Copy the token value from the secret detail and enter it into the login screen to access the dashboard.

Watch Demo Video showing how to setup the cluster

Here’s a recorded demo video on how to setup HA K8s cluster using kubeadm as explained above.

Very Important: Certificates Renewal

Client certificates generated by kubeadm expire after one year unless the Kubernetes version is upgraded or the certificates are manually renewed.

To renew certificates manually, you can use the kubeadm certs renew command with the appropriate command line options. After running the command, you should restart the control plane Pods.

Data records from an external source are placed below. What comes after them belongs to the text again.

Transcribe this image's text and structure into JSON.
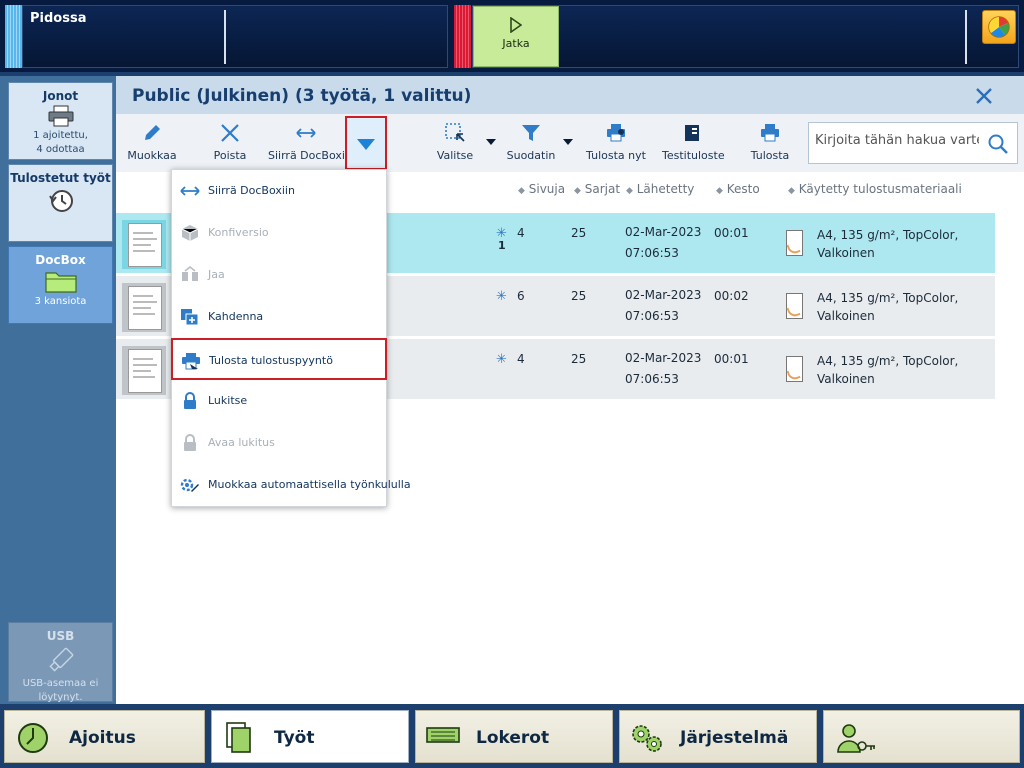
{
  "topbar": {
    "status": "Pidossa",
    "resume_label": "Jatka"
  },
  "sidebar": {
    "queues": {
      "title": "Jonot",
      "line1": "1 ajoitettu,",
      "line2": "4 odottaa"
    },
    "printed": {
      "title": "Tulostetut työt"
    },
    "docbox": {
      "title": "DocBox",
      "sub": "3 kansiota"
    },
    "usb": {
      "title": "USB",
      "line1": "USB-asemaa ei",
      "line2": "löytynyt."
    }
  },
  "main": {
    "title": "Public (Julkinen) (3 työtä, 1 valittu)"
  },
  "toolbar": {
    "edit": "Muokkaa",
    "delete": "Poista",
    "move": "Siirrä DocBoxiin",
    "select": "Valitse",
    "filter": "Suodatin",
    "print_now": "Tulosta nyt",
    "proof": "Testituloste",
    "print": "Tulosta",
    "search_placeholder": "Kirjoita tähän hakua varten"
  },
  "table": {
    "headers": {
      "pages": "Sivuja",
      "sets": "Sarjat",
      "sent": "Lähetetty",
      "duration": "Kesto",
      "media": "Käytetty tulostusmateriaali"
    },
    "rows": [
      {
        "pages": "4",
        "copies_sub": "1",
        "sets": "25",
        "date": "02-Mar-2023",
        "time": "07:06:53",
        "duration": "00:01",
        "media1": "A4, 135 g/m², TopColor,",
        "media2": "Valkoinen",
        "selected": true
      },
      {
        "pages": "6",
        "copies_sub": "",
        "sets": "25",
        "date": "02-Mar-2023",
        "time": "07:06:53",
        "duration": "00:02",
        "media1": "A4, 135 g/m², TopColor,",
        "media2": "Valkoinen",
        "selected": false
      },
      {
        "pages": "4",
        "copies_sub": "",
        "sets": "25",
        "date": "02-Mar-2023",
        "time": "07:06:53",
        "duration": "00:01",
        "media1": "A4, 135 g/m², TopColor,",
        "media2": "Valkoinen",
        "selected": false
      }
    ]
  },
  "menu": {
    "items": [
      {
        "label": "Siirrä DocBoxiin",
        "icon": "move-arrows-icon",
        "disabled": false
      },
      {
        "label": "Konfiversio",
        "icon": "cube-icon",
        "disabled": true
      },
      {
        "label": "Jaa",
        "icon": "split-icon",
        "disabled": true
      },
      {
        "label": "Kahdenna",
        "icon": "duplicate-icon",
        "disabled": false
      },
      {
        "label": "Tulosta tulostuspyyntö",
        "icon": "print-request-icon",
        "disabled": false,
        "highlight": true
      },
      {
        "label": "Lukitse",
        "icon": "lock-icon",
        "disabled": false
      },
      {
        "label": "Avaa lukitus",
        "icon": "unlock-icon",
        "disabled": true
      },
      {
        "label": "Muokkaa automaattisella työnkululla",
        "icon": "auto-workflow-icon",
        "disabled": false
      }
    ]
  },
  "bottom_nav": {
    "schedule": "Ajoitus",
    "jobs": "Työt",
    "trays": "Lokerot",
    "system": "Järjestelmä"
  },
  "colors": {
    "accent": "#1e82d6",
    "highlight_border": "#cc1e24",
    "selected_row": "#ade8f0",
    "resume_button": "#c8eb9a"
  }
}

kubeadm certs renew can renew any specific certificate or, with the subcommand all, it can renew all of them, as shown below:

kubeadm certs renew all

Once renewing certificates is done. You must restart the kube-apiserver, kube-controller-manager, kube-scheduler and etcd, so that they can use the new certificates by running:

systemctl restart kubelet

Then, update the new kube config file:

export KUBECONFIG=/etc/kubernetes/admin.conf
sudo cp -i /etc/kubernetes/admin.conf $HOME/.kube/config

Don't Forget to Update the older kube config file

Update wherever you are using the older kube config to connect with the cluster.

Clean Up

  • To view the Cluster info:
kubectl cluster-info
  • To delete your local references to the cluster:
kubectl config delete-cluster

How to Remove the node?

Talking to the control-plane node with the appropriate credentials, run:

kubectl drain <node name> --delete-emptydir-data --force --ignore-daemonsets
  • Before removing the node, reset the state installed by kubeadm:
kubeadm reset

The reset process does not reset or clean up iptables rules or IPVS tables. If you wish to reset iptables, you must do so manually:

iptables -F && iptables -t nat -F && iptables -t mangle -F && iptables -X

If you want to reset the IPVS tables, you must run the following command:

ipvsadm -C
  • Now remove the node:
kubectl delete node <node name>

If you wish to start over, run kubeadm init or kubeadm join with the appropriate arguments.